As he sped past another Jessie at the side of the road, he heard her say wake up, throttled harder down the empty road hoping that it actually was as empty as it looked. Please just wake up. She sobbed and it started to rain. He pulled over, removing his helmet and letting himself get soaked. This was becoming all too much.
The leathers at his elbows and side started to peel away, eroding all the way through until there was a trickle of blood. He heard a phantom squeal of brakes and the helmet cracked in his hands.

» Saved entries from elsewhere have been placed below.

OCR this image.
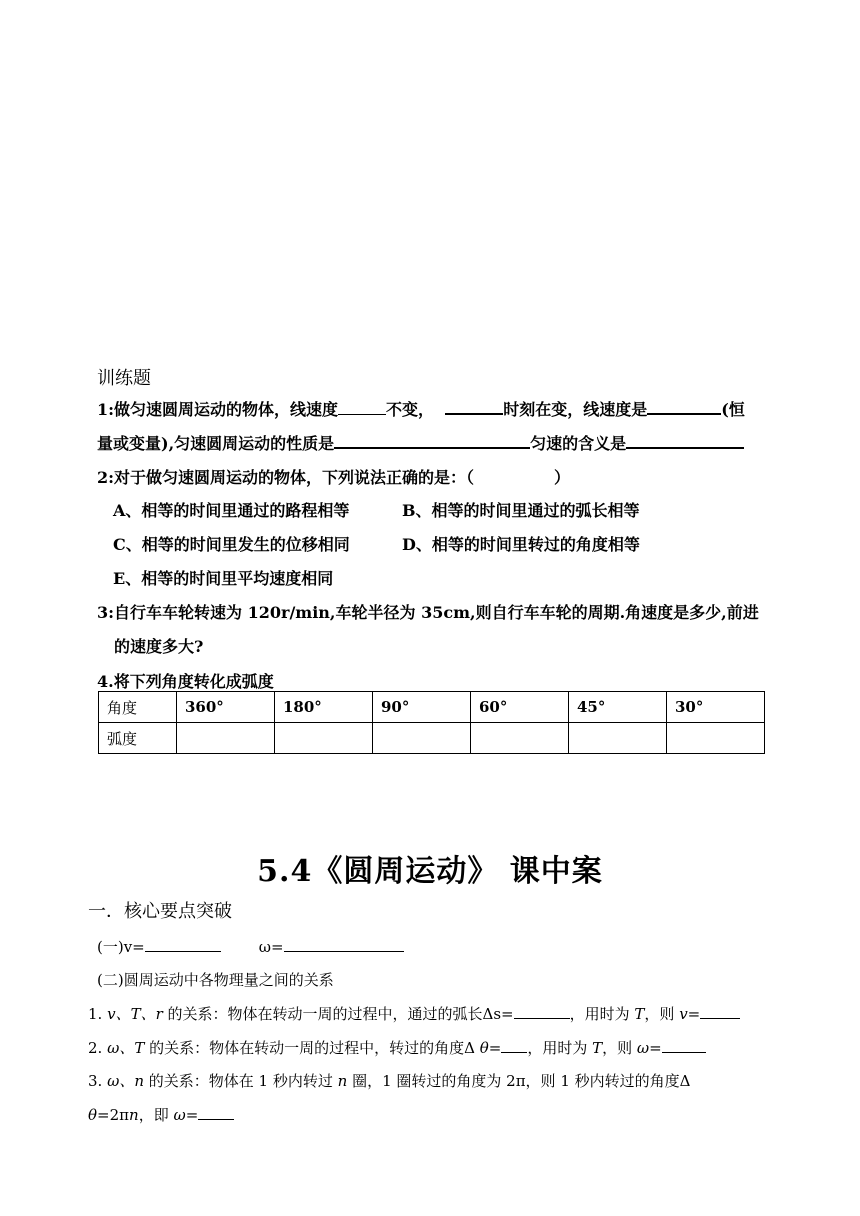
训练题
1:做匀速圆周运动的物体，线速度	不变，	时刻在变，线速度是	(恒
量或变量),匀速圆周运动的性质是	匀速的含义是
2:对于做匀速圆周运动的物体，下列说法正确的是：（　　　　　）
A、相等的时间里通过的路程相等	B、相等的时间里通过的弧长相等
C、相等的时间里发生的位移相同	D、相等的时间里转过的角度相等
E、相等的时间里平均速度相同
3:自行车车轮转速为 120r/min,车轮半径为 35cm,则自行车车轮的周期.角速度是多少,前进
的速度多大?
4.将下列角度转化成弧度
角度	360°	180°	90°	60°	45°	30°
弧度						
5.4《圆周运动》 课中案
一．核心要点突破
(一)v=	ω=
(二)圆周运动中各物理量之间的关系
1. v、T、r 的关系：物体在转动一周的过程中，通过的弧长Δs=	，用时为 T，则 v=
2. ω、T 的关系：物体在转动一周的过程中，转过的角度Δ θ= ，用时为 T，则 ω=
3. ω、n 的关系：物体在 1 秒内转过 n 圈，1 圈转过的角度为 2π，则 1 秒内转过的角度Δ
θ=2πn，即 ω=
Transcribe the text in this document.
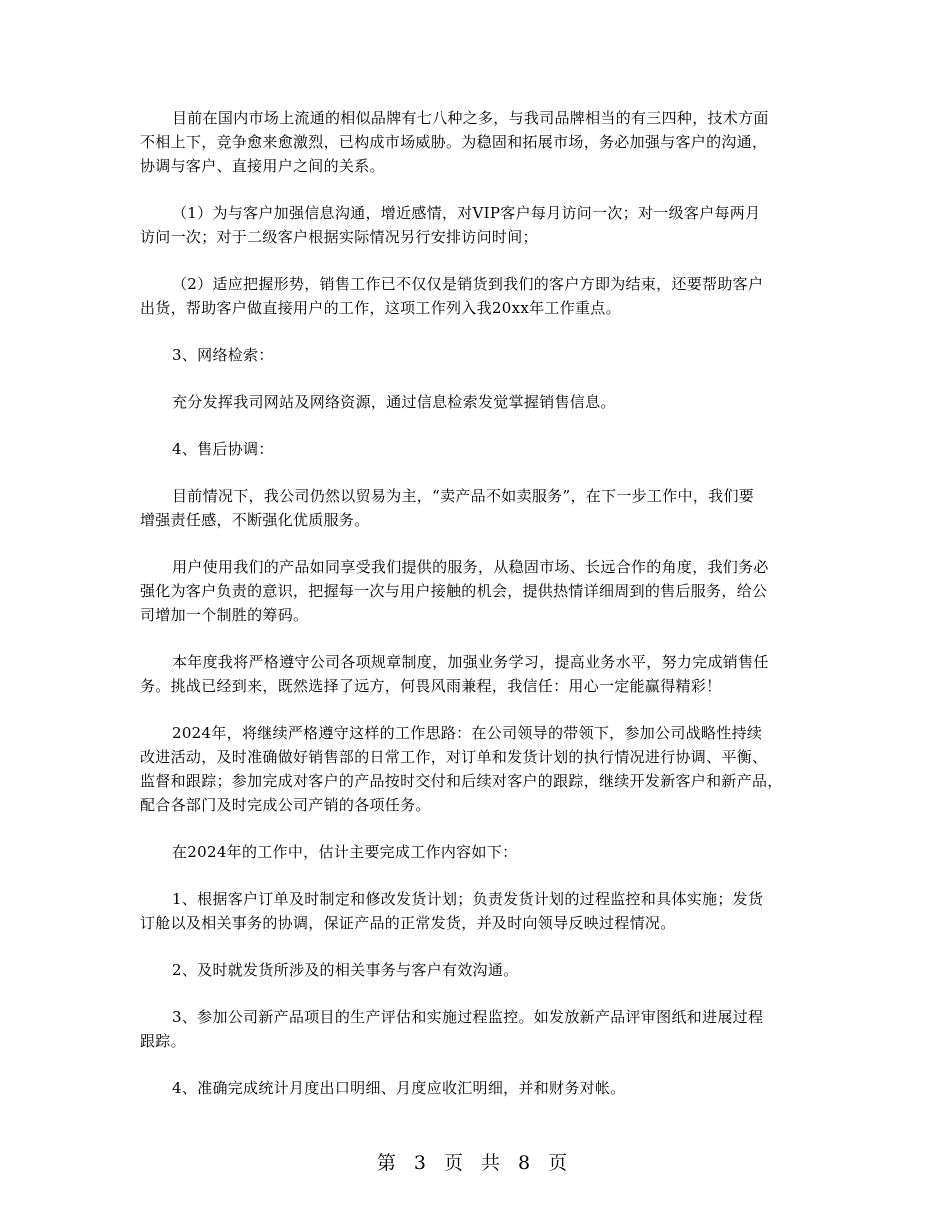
目前在国内市场上流通的相似品牌有七八种之多，与我司品牌相当的有三四种，技术方面
不相上下，竞争愈来愈激烈，已构成市场威胁。为稳固和拓展市场，务必加强与客户的沟通，
协调与客户、直接用户之间的关系。

（1）为与客户加强信息沟通，增近感情，对VIP客户每月访问一次；对一级客户每两月
访问一次；对于二级客户根据实际情况另行安排访问时间；

（2）适应把握形势，销售工作已不仅仅是销货到我们的客户方即为结束，还要帮助客户
出货，帮助客户做直接用户的工作，这项工作列入我20xx年工作重点。

3、网络检索：

充分发挥我司网站及网络资源，通过信息检索发觉掌握销售信息。

4、售后协调：

目前情况下，我公司仍然以贸易为主，“卖产品不如卖服务”，在下一步工作中，我们要
增强责任感，不断强化优质服务。

用户使用我们的产品如同享受我们提供的服务，从稳固市场、长远合作的角度，我们务必
强化为客户负责的意识，把握每一次与用户接触的机会，提供热情详细周到的售后服务，给公
司增加一个制胜的筹码。

本年度我将严格遵守公司各项规章制度，加强业务学习，提高业务水平，努力完成销售任
务。挑战已经到来，既然选择了远方，何畏风雨兼程，我信任：用心一定能赢得精彩！

2024年，将继续严格遵守这样的工作思路：在公司领导的带领下，参加公司战略性持续
改进活动，及时准确做好销售部的日常工作，对订单和发货计划的执行情况进行协调、平衡、
监督和跟踪；参加完成对客户的产品按时交付和后续对客户的跟踪，继续开发新客户和新产品，
配合各部门及时完成公司产销的各项任务。

在2024年的工作中，估计主要完成工作内容如下：

1、根据客户订单及时制定和修改发货计划；负责发货计划的过程监控和具体实施；发货
订舱以及相关事务的协调，保证产品的正常发货，并及时向领导反映过程情况。

2、及时就发货所涉及的相关事务与客户有效沟通。

3、参加公司新产品项目的生产评估和实施过程监控。如发放新产品评审图纸和进展过程
跟踪。

4、准确完成统计月度出口明细、月度应收汇明细，并和财务对帐。

第 3 页 共 8 页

I don’t know if you can hear me.
Wait. They’d had to sell Granddad’s old cottage. Why was he living there now? He dropped the helmet. A crowd of Jessies appeared and one gripped his hand. ‘They say it could be any day now,’ she said. Days. How many days had it been Saturday for?
He understood. A dreaming mind, skipping over the cracks in its imagined world.
He heard the beep of a heart monitor. Jessie gripped tighter as this world blurred like vaseline smeared on a camera lens. It was a warm, bright summer’s day as Jack opened his eyes.